What is modular arithmetic, how does it connect to clock problems, and how do we use the remainder theorem?

Solution — Step by Step

$a \mod n$ gives the remainder when $a$ is divided by $n$ .

17 \mod 5 = 2 \quad \text{(because } 17 = 3 \times 5 + 2\text{)}

23 \mod 7 = 2 \quad \text{(because } 23 = 3 \times 7 + 2\text{)}

We write $a \equiv b \pmod{n}$ to mean ” $a$ and $b$ leave the same remainder when divided by $n$ .”

So $17 \equiv 2 \pmod{5}$ and $23 \equiv 2 \pmod{7}$ .

A clock is modular arithmetic with $n = 12$ . After 12, the numbers wrap around:

3 hours after 11 o’clock: $11 + 3 = 14 \equiv 2 \pmod{12}$ (2 o’clock)
50 hours from now (starting at 9): $9 + 50 = 59 \equiv 11 \pmod{12}$ (11 o’clock)

Days of the week use $\mod 7$ . If today is Monday (day 1), what day is it after 100 days? $100 \mod 7 = 2$ , so it is 2 days after Monday = Wednesday.

If $a \equiv b \pmod{n}$ and $c \equiv d \pmod{n}$ , then:

Addition: $a + c \equiv b + d \pmod{n}$
Multiplication: $a \times c \equiv b \times d \pmod{n}$
Power: $a^k \equiv b^k \pmod{n}$

These let us simplify large computations.

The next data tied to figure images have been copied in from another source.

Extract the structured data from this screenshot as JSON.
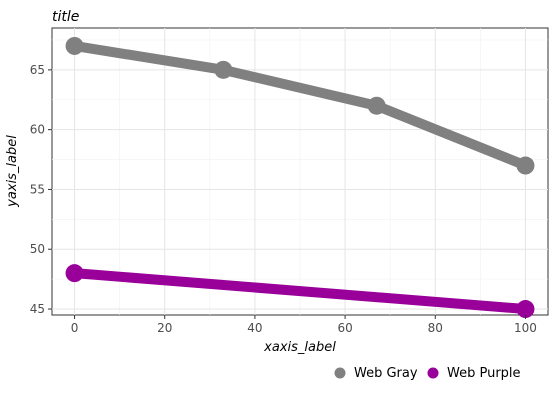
{
  "chart_data": {
    "type": "line",
    "title": "title",
    "xlabel": "xaxis_label",
    "ylabel": "yaxis_label",
    "xlim": [
      -5,
      105
    ],
    "ylim": [
      44.5,
      68.5
    ],
    "xticks": [
      0,
      20,
      40,
      60,
      80,
      100
    ],
    "yticks": [
      45,
      50,
      55,
      60,
      65
    ],
    "grid": true,
    "legend_position": "bottom",
    "series": [
      {
        "name": "Web Gray",
        "color": "#808080",
        "x": [
          0,
          33,
          67,
          100
        ],
        "y": [
          67.0,
          65.0,
          62.0,
          57.0
        ],
        "points_x": [
          0,
          33,
          67,
          100
        ],
        "points_y": [
          67.0,
          65.0,
          62.0,
          57.0
        ]
      },
      {
        "name": "Web Purple",
        "color": "#990099",
        "x": [
          0,
          100
        ],
        "y": [
          48.0,
          45.0
        ]
      }
    ]
  }
}
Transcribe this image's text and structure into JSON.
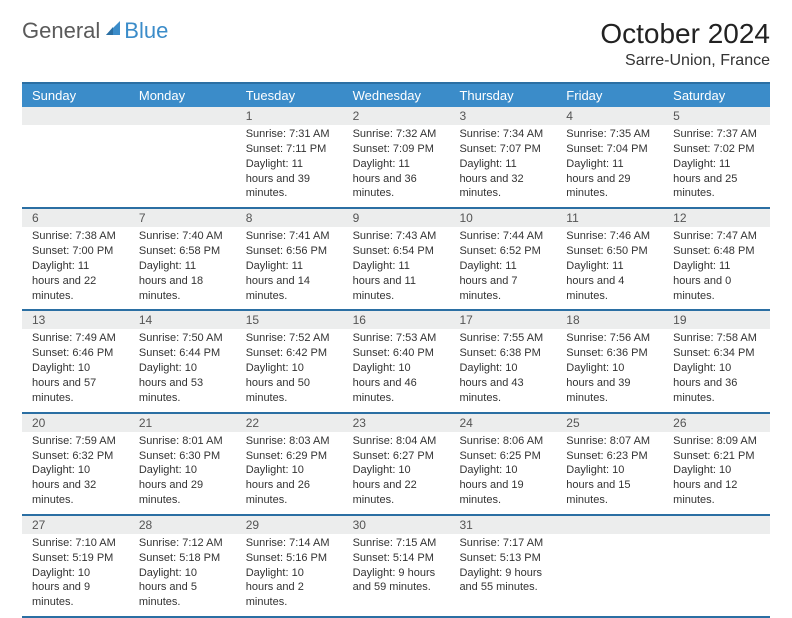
{
  "brand": {
    "part1": "General",
    "part2": "Blue"
  },
  "title": "October 2024",
  "location": "Sarre-Union, France",
  "colors": {
    "header_bg": "#3b8cc9",
    "border": "#2b6fa3",
    "daynum_bg": "#eceded",
    "text": "#333333",
    "logo_gray": "#5a5a5a",
    "logo_blue": "#3b8cc9"
  },
  "dayNames": [
    "Sunday",
    "Monday",
    "Tuesday",
    "Wednesday",
    "Thursday",
    "Friday",
    "Saturday"
  ],
  "weeks": [
    [
      {
        "num": "",
        "lines": []
      },
      {
        "num": "",
        "lines": []
      },
      {
        "num": "1",
        "lines": [
          "Sunrise: 7:31 AM",
          "Sunset: 7:11 PM",
          "Daylight: 11 hours and 39 minutes."
        ]
      },
      {
        "num": "2",
        "lines": [
          "Sunrise: 7:32 AM",
          "Sunset: 7:09 PM",
          "Daylight: 11 hours and 36 minutes."
        ]
      },
      {
        "num": "3",
        "lines": [
          "Sunrise: 7:34 AM",
          "Sunset: 7:07 PM",
          "Daylight: 11 hours and 32 minutes."
        ]
      },
      {
        "num": "4",
        "lines": [
          "Sunrise: 7:35 AM",
          "Sunset: 7:04 PM",
          "Daylight: 11 hours and 29 minutes."
        ]
      },
      {
        "num": "5",
        "lines": [
          "Sunrise: 7:37 AM",
          "Sunset: 7:02 PM",
          "Daylight: 11 hours and 25 minutes."
        ]
      }
    ],
    [
      {
        "num": "6",
        "lines": [
          "Sunrise: 7:38 AM",
          "Sunset: 7:00 PM",
          "Daylight: 11 hours and 22 minutes."
        ]
      },
      {
        "num": "7",
        "lines": [
          "Sunrise: 7:40 AM",
          "Sunset: 6:58 PM",
          "Daylight: 11 hours and 18 minutes."
        ]
      },
      {
        "num": "8",
        "lines": [
          "Sunrise: 7:41 AM",
          "Sunset: 6:56 PM",
          "Daylight: 11 hours and 14 minutes."
        ]
      },
      {
        "num": "9",
        "lines": [
          "Sunrise: 7:43 AM",
          "Sunset: 6:54 PM",
          "Daylight: 11 hours and 11 minutes."
        ]
      },
      {
        "num": "10",
        "lines": [
          "Sunrise: 7:44 AM",
          "Sunset: 6:52 PM",
          "Daylight: 11 hours and 7 minutes."
        ]
      },
      {
        "num": "11",
        "lines": [
          "Sunrise: 7:46 AM",
          "Sunset: 6:50 PM",
          "Daylight: 11 hours and 4 minutes."
        ]
      },
      {
        "num": "12",
        "lines": [
          "Sunrise: 7:47 AM",
          "Sunset: 6:48 PM",
          "Daylight: 11 hours and 0 minutes."
        ]
      }
    ],
    [
      {
        "num": "13",
        "lines": [
          "Sunrise: 7:49 AM",
          "Sunset: 6:46 PM",
          "Daylight: 10 hours and 57 minutes."
        ]
      },
      {
        "num": "14",
        "lines": [
          "Sunrise: 7:50 AM",
          "Sunset: 6:44 PM",
          "Daylight: 10 hours and 53 minutes."
        ]
      },
      {
        "num": "15",
        "lines": [
          "Sunrise: 7:52 AM",
          "Sunset: 6:42 PM",
          "Daylight: 10 hours and 50 minutes."
        ]
      },
      {
        "num": "16",
        "lines": [
          "Sunrise: 7:53 AM",
          "Sunset: 6:40 PM",
          "Daylight: 10 hours and 46 minutes."
        ]
      },
      {
        "num": "17",
        "lines": [
          "Sunrise: 7:55 AM",
          "Sunset: 6:38 PM",
          "Daylight: 10 hours and 43 minutes."
        ]
      },
      {
        "num": "18",
        "lines": [
          "Sunrise: 7:56 AM",
          "Sunset: 6:36 PM",
          "Daylight: 10 hours and 39 minutes."
        ]
      },
      {
        "num": "19",
        "lines": [
          "Sunrise: 7:58 AM",
          "Sunset: 6:34 PM",
          "Daylight: 10 hours and 36 minutes."
        ]
      }
    ],
    [
      {
        "num": "20",
        "lines": [
          "Sunrise: 7:59 AM",
          "Sunset: 6:32 PM",
          "Daylight: 10 hours and 32 minutes."
        ]
      },
      {
        "num": "21",
        "lines": [
          "Sunrise: 8:01 AM",
          "Sunset: 6:30 PM",
          "Daylight: 10 hours and 29 minutes."
        ]
      },
      {
        "num": "22",
        "lines": [
          "Sunrise: 8:03 AM",
          "Sunset: 6:29 PM",
          "Daylight: 10 hours and 26 minutes."
        ]
      },
      {
        "num": "23",
        "lines": [
          "Sunrise: 8:04 AM",
          "Sunset: 6:27 PM",
          "Daylight: 10 hours and 22 minutes."
        ]
      },
      {
        "num": "24",
        "lines": [
          "Sunrise: 8:06 AM",
          "Sunset: 6:25 PM",
          "Daylight: 10 hours and 19 minutes."
        ]
      },
      {
        "num": "25",
        "lines": [
          "Sunrise: 8:07 AM",
          "Sunset: 6:23 PM",
          "Daylight: 10 hours and 15 minutes."
        ]
      },
      {
        "num": "26",
        "lines": [
          "Sunrise: 8:09 AM",
          "Sunset: 6:21 PM",
          "Daylight: 10 hours and 12 minutes."
        ]
      }
    ],
    [
      {
        "num": "27",
        "lines": [
          "Sunrise: 7:10 AM",
          "Sunset: 5:19 PM",
          "Daylight: 10 hours and 9 minutes."
        ]
      },
      {
        "num": "28",
        "lines": [
          "Sunrise: 7:12 AM",
          "Sunset: 5:18 PM",
          "Daylight: 10 hours and 5 minutes."
        ]
      },
      {
        "num": "29",
        "lines": [
          "Sunrise: 7:14 AM",
          "Sunset: 5:16 PM",
          "Daylight: 10 hours and 2 minutes."
        ]
      },
      {
        "num": "30",
        "lines": [
          "Sunrise: 7:15 AM",
          "Sunset: 5:14 PM",
          "Daylight: 9 hours and 59 minutes."
        ]
      },
      {
        "num": "31",
        "lines": [
          "Sunrise: 7:17 AM",
          "Sunset: 5:13 PM",
          "Daylight: 9 hours and 55 minutes."
        ]
      },
      {
        "num": "",
        "lines": []
      },
      {
        "num": "",
        "lines": []
      }
    ]
  ]
}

For example, find the last digit of $7^{100}$ :

The last digit = $7^{100} \mod 10$ .

$7^1 \equiv 7$ , $7^2 \equiv 9$ , $7^3 \equiv 3$ , $7^4 \equiv 1 \pmod{10}$ .

The cycle repeats every 4. Since $100 = 25 \times 4$ , we get $7^{100} \equiv 1 \pmod{10}$ .

Last digit = 1.

graph TD
    A[Modular Arithmetic Problem] --> B{What are we finding?}
    B -->|Remainder| C[Divide and find remainder directly]
    B -->|Last digit| D[Work mod 10, find cycle pattern]
    B -->|Day of week| E[Work mod 7]
    B -->|Clock time| F[Work mod 12 or mod 24]
    D --> G[Find power cycle length]
    G --> H[Reduce exponent mod cycle length]
    H --> I[Compute small power]

Why This Works

Modular arithmetic works because remainders have consistent algebraic properties. When we add, subtract, or multiply, the remainders follow the same rules as the original numbers. This “modular consistency” is why we can reduce massive computations (like $7^{100}$ ) to tiny ones.

JEE Main frequently asks “find the remainder when $x$ is divided by $y$ ” type questions. The trick is always to find the cycle pattern first, then reduce the exponent. Last two digits problems use $\mod 100$ ; last digit problems use $\mod 10$ .

Alternative Method

For finding remainders of polynomials divided by $(x - a)$ , use the Remainder Theorem: the remainder when $f(x)$ is divided by $(x - a)$ equals $f(a)$ .

Example: Remainder when $x^3 - 2x + 1$ is divided by $(x - 3)$ : $f(3) = 27 - 6 + 1 = 22$ . So the remainder is 22.

Common Mistake

Students try to compute $7^{100}$ directly and then find the remainder. This is impossible without a calculator. The whole point of modular arithmetic is to reduce FIRST, then compute. Find the cycle pattern of remainders (like $7, 9, 3, 1$ repeating for $\mod 10$ ), then use the pattern to jump to the answer. Always reduce before computing, never after.